I have written a few comments in the past about some general frustration I have concerning the predominant Amillenial position in the Presbyterian Church of America. My constant exposure to godly Amillennarians like Dr. Simon Kistemaker (whom I love dearly as a professor and friend) and Professor Chuck Hill (whom I have grown to admire) has led me to be more humble in my assessment of their theological presuppositions. Nevertheless, the position held by these men falls short of a truly victorious gospel.
When Scriptures declare the “discipling of the nations” (Matthew 28:18-20) what shall we think? Is this a commandment expressing a unfulfilled desire or a future reality in history? When Christ says that all things–including his enemies– will be placed under his feet (I Cor. 15:24-26) before the end comes, are we to think that these enemies are immaterial beings? When God says that the nations will be given to the Son (Psalm 110), are we to think that these nations are not in space and in time, but rather a consummative promise? It is all non-sensical in my estimation. Postmillennialism is the ONLY eschatology that places heaven and earth at the feet of King Jesus and furthermore, destroys these detestable dichotomies of earth and heaven, flesh and spirit, things visible and things invisible and for the record, law vs. gospel. We MUST see these as unifying perspectives into one reality. God’s kingdom comes to manifest its glory on earth as it is in heaven; to transform flesh and spirit, things physical and things spiritual.
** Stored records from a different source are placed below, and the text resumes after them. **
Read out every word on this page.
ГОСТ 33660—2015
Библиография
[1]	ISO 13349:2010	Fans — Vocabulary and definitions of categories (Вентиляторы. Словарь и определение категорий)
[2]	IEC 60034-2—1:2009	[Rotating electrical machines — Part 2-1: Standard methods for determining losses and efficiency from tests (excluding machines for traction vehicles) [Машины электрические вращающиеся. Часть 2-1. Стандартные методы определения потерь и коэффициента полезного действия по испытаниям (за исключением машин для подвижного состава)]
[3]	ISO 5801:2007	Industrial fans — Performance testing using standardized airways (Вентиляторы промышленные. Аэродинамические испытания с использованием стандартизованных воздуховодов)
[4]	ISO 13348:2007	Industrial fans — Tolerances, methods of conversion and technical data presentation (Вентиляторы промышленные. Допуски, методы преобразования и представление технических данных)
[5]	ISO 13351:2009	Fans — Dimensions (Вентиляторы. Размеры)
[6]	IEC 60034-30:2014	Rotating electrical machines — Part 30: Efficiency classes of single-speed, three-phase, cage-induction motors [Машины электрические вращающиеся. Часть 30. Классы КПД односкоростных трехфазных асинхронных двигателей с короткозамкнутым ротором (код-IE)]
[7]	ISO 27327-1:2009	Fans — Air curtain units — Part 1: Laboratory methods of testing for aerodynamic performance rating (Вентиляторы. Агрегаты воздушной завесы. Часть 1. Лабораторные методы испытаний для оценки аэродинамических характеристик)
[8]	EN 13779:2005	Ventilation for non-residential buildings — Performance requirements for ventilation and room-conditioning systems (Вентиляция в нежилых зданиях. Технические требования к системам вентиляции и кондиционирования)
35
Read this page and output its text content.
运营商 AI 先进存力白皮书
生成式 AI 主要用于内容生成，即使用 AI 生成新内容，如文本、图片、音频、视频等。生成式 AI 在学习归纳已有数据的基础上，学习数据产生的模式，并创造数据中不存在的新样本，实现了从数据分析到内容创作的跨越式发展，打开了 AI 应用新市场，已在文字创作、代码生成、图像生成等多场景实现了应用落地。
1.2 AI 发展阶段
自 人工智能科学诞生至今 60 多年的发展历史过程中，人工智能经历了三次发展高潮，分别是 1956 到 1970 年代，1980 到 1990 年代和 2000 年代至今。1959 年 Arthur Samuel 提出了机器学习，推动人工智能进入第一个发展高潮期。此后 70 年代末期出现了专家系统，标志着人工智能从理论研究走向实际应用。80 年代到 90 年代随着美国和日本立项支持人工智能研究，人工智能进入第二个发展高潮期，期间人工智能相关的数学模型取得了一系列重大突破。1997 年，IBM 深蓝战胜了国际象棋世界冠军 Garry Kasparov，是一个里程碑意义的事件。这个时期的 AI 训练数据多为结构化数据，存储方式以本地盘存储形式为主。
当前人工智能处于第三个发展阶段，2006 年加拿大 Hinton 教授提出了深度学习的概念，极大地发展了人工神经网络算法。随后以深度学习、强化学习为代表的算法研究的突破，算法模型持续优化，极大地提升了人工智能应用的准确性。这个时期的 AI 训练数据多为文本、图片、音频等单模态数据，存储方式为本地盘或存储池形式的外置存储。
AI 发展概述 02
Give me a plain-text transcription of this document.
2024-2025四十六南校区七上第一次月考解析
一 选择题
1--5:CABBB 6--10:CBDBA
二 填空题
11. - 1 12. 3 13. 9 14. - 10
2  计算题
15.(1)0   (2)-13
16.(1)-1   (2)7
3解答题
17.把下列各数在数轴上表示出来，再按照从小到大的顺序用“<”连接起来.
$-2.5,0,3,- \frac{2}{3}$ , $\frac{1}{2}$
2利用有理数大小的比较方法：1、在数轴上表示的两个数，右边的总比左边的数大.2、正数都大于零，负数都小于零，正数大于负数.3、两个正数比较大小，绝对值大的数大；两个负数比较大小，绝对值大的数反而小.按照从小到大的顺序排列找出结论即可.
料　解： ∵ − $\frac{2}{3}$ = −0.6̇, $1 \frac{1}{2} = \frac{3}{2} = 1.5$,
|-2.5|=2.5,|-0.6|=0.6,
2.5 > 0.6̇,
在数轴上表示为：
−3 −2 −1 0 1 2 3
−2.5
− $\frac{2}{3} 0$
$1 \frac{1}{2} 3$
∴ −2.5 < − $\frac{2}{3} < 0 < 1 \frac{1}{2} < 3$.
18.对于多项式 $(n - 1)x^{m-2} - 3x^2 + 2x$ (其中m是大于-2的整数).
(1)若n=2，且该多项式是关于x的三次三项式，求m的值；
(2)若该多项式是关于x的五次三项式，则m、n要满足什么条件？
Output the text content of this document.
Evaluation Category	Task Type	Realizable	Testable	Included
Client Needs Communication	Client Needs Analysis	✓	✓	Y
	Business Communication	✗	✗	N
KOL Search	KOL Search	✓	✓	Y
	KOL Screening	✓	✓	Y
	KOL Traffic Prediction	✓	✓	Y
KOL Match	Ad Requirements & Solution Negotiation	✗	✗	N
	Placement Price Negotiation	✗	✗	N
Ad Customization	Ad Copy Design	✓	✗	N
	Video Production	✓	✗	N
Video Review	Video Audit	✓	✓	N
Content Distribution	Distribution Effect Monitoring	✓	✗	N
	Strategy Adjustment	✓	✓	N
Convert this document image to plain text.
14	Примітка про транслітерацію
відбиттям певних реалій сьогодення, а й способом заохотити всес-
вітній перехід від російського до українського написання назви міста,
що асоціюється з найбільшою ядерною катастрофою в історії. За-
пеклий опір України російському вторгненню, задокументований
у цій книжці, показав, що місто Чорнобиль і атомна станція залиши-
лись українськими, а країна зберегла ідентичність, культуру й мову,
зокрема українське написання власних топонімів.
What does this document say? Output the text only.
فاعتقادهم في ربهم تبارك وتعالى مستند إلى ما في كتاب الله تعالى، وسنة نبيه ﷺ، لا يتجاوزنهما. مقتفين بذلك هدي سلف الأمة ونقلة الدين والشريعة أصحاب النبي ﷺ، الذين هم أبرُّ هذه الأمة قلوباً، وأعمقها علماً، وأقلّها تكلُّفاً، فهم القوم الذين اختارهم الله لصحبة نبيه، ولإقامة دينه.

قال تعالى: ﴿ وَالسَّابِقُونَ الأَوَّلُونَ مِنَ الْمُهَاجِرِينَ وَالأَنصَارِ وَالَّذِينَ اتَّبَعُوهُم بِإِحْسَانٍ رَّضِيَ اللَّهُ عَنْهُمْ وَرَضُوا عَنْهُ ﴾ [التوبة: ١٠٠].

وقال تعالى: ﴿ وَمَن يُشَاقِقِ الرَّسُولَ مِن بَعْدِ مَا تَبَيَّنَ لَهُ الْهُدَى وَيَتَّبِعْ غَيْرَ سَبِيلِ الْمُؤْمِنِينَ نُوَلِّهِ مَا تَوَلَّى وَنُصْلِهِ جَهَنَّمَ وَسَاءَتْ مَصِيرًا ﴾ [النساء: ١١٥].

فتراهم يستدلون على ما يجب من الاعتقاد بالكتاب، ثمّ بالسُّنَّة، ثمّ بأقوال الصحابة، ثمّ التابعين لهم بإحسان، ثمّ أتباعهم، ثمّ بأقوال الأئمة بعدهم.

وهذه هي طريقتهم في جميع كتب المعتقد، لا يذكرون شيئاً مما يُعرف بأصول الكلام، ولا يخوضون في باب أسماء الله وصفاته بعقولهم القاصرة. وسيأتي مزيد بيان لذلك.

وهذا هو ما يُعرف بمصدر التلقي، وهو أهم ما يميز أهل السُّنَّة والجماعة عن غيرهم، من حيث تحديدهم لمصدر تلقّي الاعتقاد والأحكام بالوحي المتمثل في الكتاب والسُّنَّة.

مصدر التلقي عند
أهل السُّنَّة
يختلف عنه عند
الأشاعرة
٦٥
The common assumption is that Postmillennialists do not see “suffering” as a central motif in their eschatology and therefore it does not do justice to the New Testament. I have a fairly long response to this absurd accusation, but David Field has answered this question in a Q&A format that I highly recommend anyone read (click here).
Some years ago Dr. Kenneth Gentry debated Dr. Richard Gaffin. Gentry defending the Postmillennial view and Dick Gaffin defending the traditional Dutch Amillenialism. Though the debate was long and perhaps not the most revealing (since both speakers didn’t interact as much as I expected), one statement summarized Amillennialism best. Professor Richard Gaffin said: “The church wins by losing.” By this he means Christ manifests His glory through the church as she suffers for the cause of Christ. It is undeniable that the church suffers, but that is not the same as losing. Now winning is not losing and losing is not winning. This is standard logical procedure, but the paradoxical, Already/Not Yet, Vosian, Tension-Driven, World-is-becoming-worse scenario leaves me wondering how is that ever connected with “The gates of Hell shall not prevail.”
Dominion is an essential aspect of Biblical faith. Losing to this present world is NOT a victory. Christ demands and commands that His church be triumphant and victorious and the necessary ingredient to this victory is the proclamation of Christ’s Lordship in every area of life. His invisible kingdom is being made visible though eyes cannot see nor ears hear as clearly as some would desire. His church is conquering Asia, His gospel is being heard, and Christ is being glorified from sea to sea. All Glory and honor and power to the One exalted Lord Christ who rules now and forever. Amen.